Konvergensi Media dan Pengalaman Pengguna

Sementara itu, Direktur PRMN, Kartono Sarkim, menyatakan bahwa di usia ke-6 tahun ini, PRMN terus memperkuat posisinya di tengah era konvergensi media yang dinamis. Menurut Kartono, kekuatan media hari ini tidak lagi hanya terletak pada konten yang disampaikan, tapi bagaimana audiens mengenali media itu sebagai sumber berita yang kredibel.

Kartono menjelaskan bahwa seluruh ekosistem PRMN perlu menyiapkan diri dengan dua hal fundamental: kemampuan memanfaatkan peluang dan tata kelola untuk menjaga kualitas serta kepercayaan.

“Peluang di tahun depan antara lain konvergensi kanal yang semakin terpadu. Pembaca tidak lagi memantau satu media saja. Kita memiliki peluang untuk menghadirkan pengalaman multikanal yang konsisten dan personalisasi melalui integrasi online, cetak, video, podcast, dan live streaming,” terang Kartono.

Data Insight dan Independensi Editorial

Implementasi data insight akan memungkinkan rekomendasi berita yang lebih relevan bagi pembaca, namun tetap tanpa mengurangi independensi editorial yang jadi marwah jurnalisme. Tantangan dalam menghadapi percepatan teknologi, menurut Kartono, adalah pentingnya adaptasi terhadap kecerdasan buatan (AI) dan kekuatan data.

“Sementara AI dapat membantu otomatisasi tugas rutin, pendampingan redaksi, dan peningkatan efisiensi tanpa mengorbankan akurasi dan verifikasi,” tutur Kartono.

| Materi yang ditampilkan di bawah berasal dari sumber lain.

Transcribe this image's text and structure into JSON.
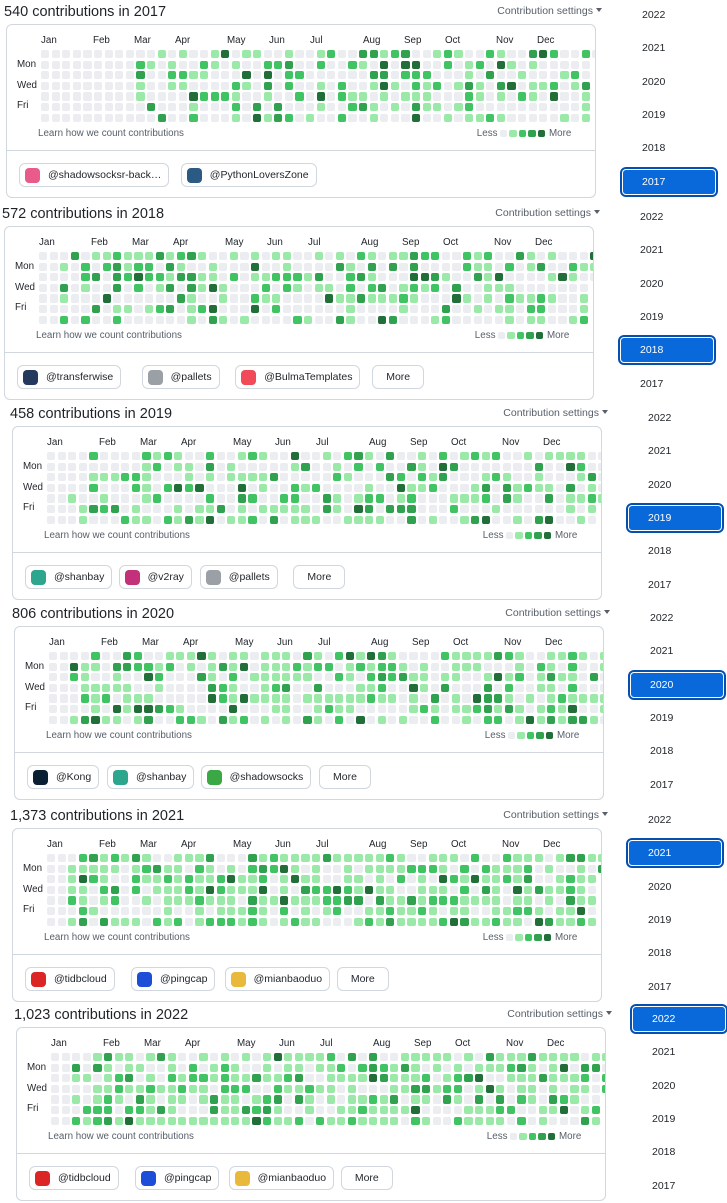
{
  "common": {
    "settings_label": "Contribution settings",
    "months": [
      "Jan",
      "Feb",
      "Mar",
      "Apr",
      "May",
      "Jun",
      "Jul",
      "Aug",
      "Sep",
      "Oct",
      "Nov",
      "Dec"
    ],
    "days": [
      "Mon",
      "Wed",
      "Fri"
    ],
    "learn_label": "Learn how we count contributions",
    "legend_less": "Less",
    "legend_more": "More",
    "more_button": "More"
  },
  "sections": [
    {
      "title": "540 contributions in 2017",
      "orgs": [
        {
          "name": "@shadowsocksr-back…",
          "icon": "paper-plane-icon",
          "color": "#e85b8a"
        },
        {
          "name": "@PythonLoversZone",
          "icon": "python-icon",
          "color": "#2b5b84"
        }
      ],
      "has_more": false,
      "years": [
        "2022",
        "2021",
        "2020",
        "2019",
        "2018",
        "2017"
      ],
      "selected": "2017"
    },
    {
      "title": "572 contributions in 2018",
      "orgs": [
        {
          "name": "@transferwise",
          "icon": "transferwise-icon",
          "color": "#233a5e"
        },
        {
          "name": "@pallets",
          "icon": "pallets-icon",
          "color": "#9aa0a6"
        },
        {
          "name": "@BulmaTemplates",
          "icon": "bulma-icon",
          "color": "#f14b5a"
        }
      ],
      "has_more": true,
      "years": [
        "2022",
        "2021",
        "2020",
        "2019",
        "2018",
        "2017"
      ],
      "selected": "2018"
    },
    {
      "title": "458 contributions in 2019",
      "orgs": [
        {
          "name": "@shanbay",
          "icon": "shanbay-icon",
          "color": "#2ea58d"
        },
        {
          "name": "@v2ray",
          "icon": "v2ray-icon",
          "color": "#c2317a"
        },
        {
          "name": "@pallets",
          "icon": "pallets-icon",
          "color": "#9aa0a6"
        }
      ],
      "has_more": true,
      "years": [
        "2022",
        "2021",
        "2020",
        "2019",
        "2018",
        "2017"
      ],
      "selected": "2019"
    },
    {
      "title": "806 contributions in 2020",
      "orgs": [
        {
          "name": "@Kong",
          "icon": "kong-icon",
          "color": "#0b1f33"
        },
        {
          "name": "@shanbay",
          "icon": "shanbay-icon",
          "color": "#2ea58d"
        },
        {
          "name": "@shadowsocks",
          "icon": "paper-plane-icon",
          "color": "#3aa845"
        }
      ],
      "has_more": true,
      "years": [
        "2022",
        "2021",
        "2020",
        "2019",
        "2018",
        "2017"
      ],
      "selected": "2020"
    },
    {
      "title": "1,373 contributions in 2021",
      "orgs": [
        {
          "name": "@tidbcloud",
          "icon": "tidbcloud-icon",
          "color": "#dc2626"
        },
        {
          "name": "@pingcap",
          "icon": "pingcap-icon",
          "color": "#1d4ed8"
        },
        {
          "name": "@mianbaoduo",
          "icon": "mianbaoduo-icon",
          "color": "#e8b93a"
        }
      ],
      "has_more": true,
      "years": [
        "2022",
        "2021",
        "2020",
        "2019",
        "2018",
        "2017"
      ],
      "selected": "2021"
    },
    {
      "title": "1,023 contributions in 2022",
      "orgs": [
        {
          "name": "@tidbcloud",
          "icon": "tidbcloud-icon",
          "color": "#dc2626"
        },
        {
          "name": "@pingcap",
          "icon": "pingcap-icon",
          "color": "#1d4ed8"
        },
        {
          "name": "@mianbaoduo",
          "icon": "mianbaoduo-icon",
          "color": "#e8b93a"
        }
      ],
      "has_more": true,
      "years": [
        "2022",
        "2021",
        "2020",
        "2019",
        "2018",
        "2017"
      ],
      "selected": "2022"
    }
  ],
  "colors": {
    "level0": "#ebedf0",
    "level1": "#9be9a8",
    "level2": "#40c463",
    "level3": "#30a14e",
    "level4": "#216e39",
    "accent": "#0969da"
  }
}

Keterlibatan Komunitas dan Diversifikasi Pendapatan

Aspek keterlibatan komunitas (community engagement) juga menjadi fokus utama. Model Citizen Journalism serta kemitraan strategis dengan NGO, akademisi, dan pelaku industri nasional maupun lokal dinilai dapat memperkaya konten, khususnya konten lokal yang berdampak langsung kepada audience.

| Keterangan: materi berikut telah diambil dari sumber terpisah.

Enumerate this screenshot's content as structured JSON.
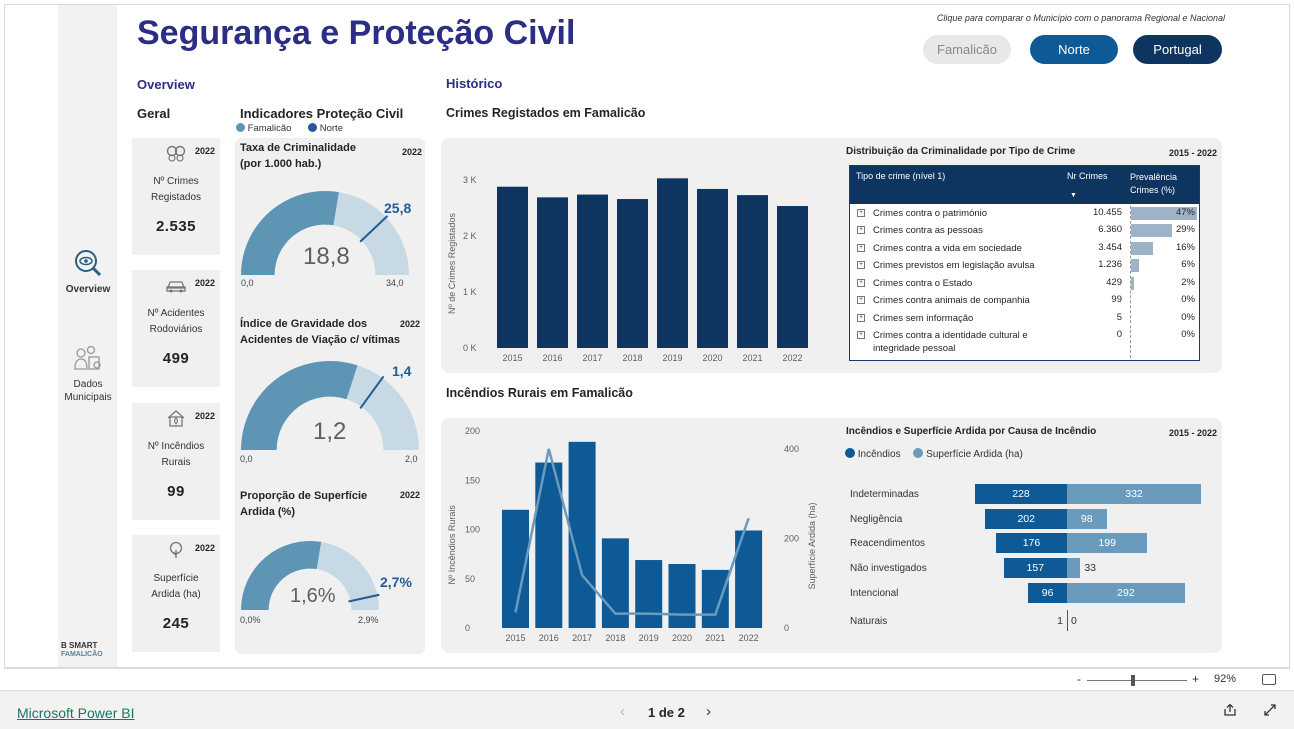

Di sisi bisnis, diversifikasi pendapatan yang sehat menjadi peluang untuk memonetisasi media berita. Hal ini dapat dicapai melalui langganan premium, konten eksklusif, kolaborasi merek yang transparan, serta produk berlangganan lintas platform.

Tantangan di Masa Depan

Meski peluang terbuka lebar, Kartono mengingatkan bahwa tantangan di masa depan tidaklah ringan. Kredibilitas dan kepercayaan tetap menjadi aset utama yang harus dijaga melalui alur editorial yang jelas, verifikasi faktual, dan kepatuhan terhadap kode etik.

“Kita di tahun-tahun mendatang akan tetap menghadapi disinformasi dan trust gap. Arus informasi yang besar memerlukan verifikasi sumber yang lebih ketat, transparansi proses, serta edukasi literasi media bagi publik,” ucapnya.

Selain itu, dinamika kebijakan publik dan regulasi, seperti Publisher Rights, isu privasi, dan aturan platform digital, menuntut adaptasi operasional yang cepat namun tetap taat asas dan patuh hukum.

Pembiayaan Jurnalisme Berkualitas

Menutup pesannya, Kartono menekankan pentingnya pembiayaan jurnalisme yang berkualitas. Hal ini menuntut PRMN untuk pandai menjaga keseimbangan antara konten berbayar dan akses publik. “Tanpa mengorbankan idealisme dan misi kita sebagai media independen,” katanya.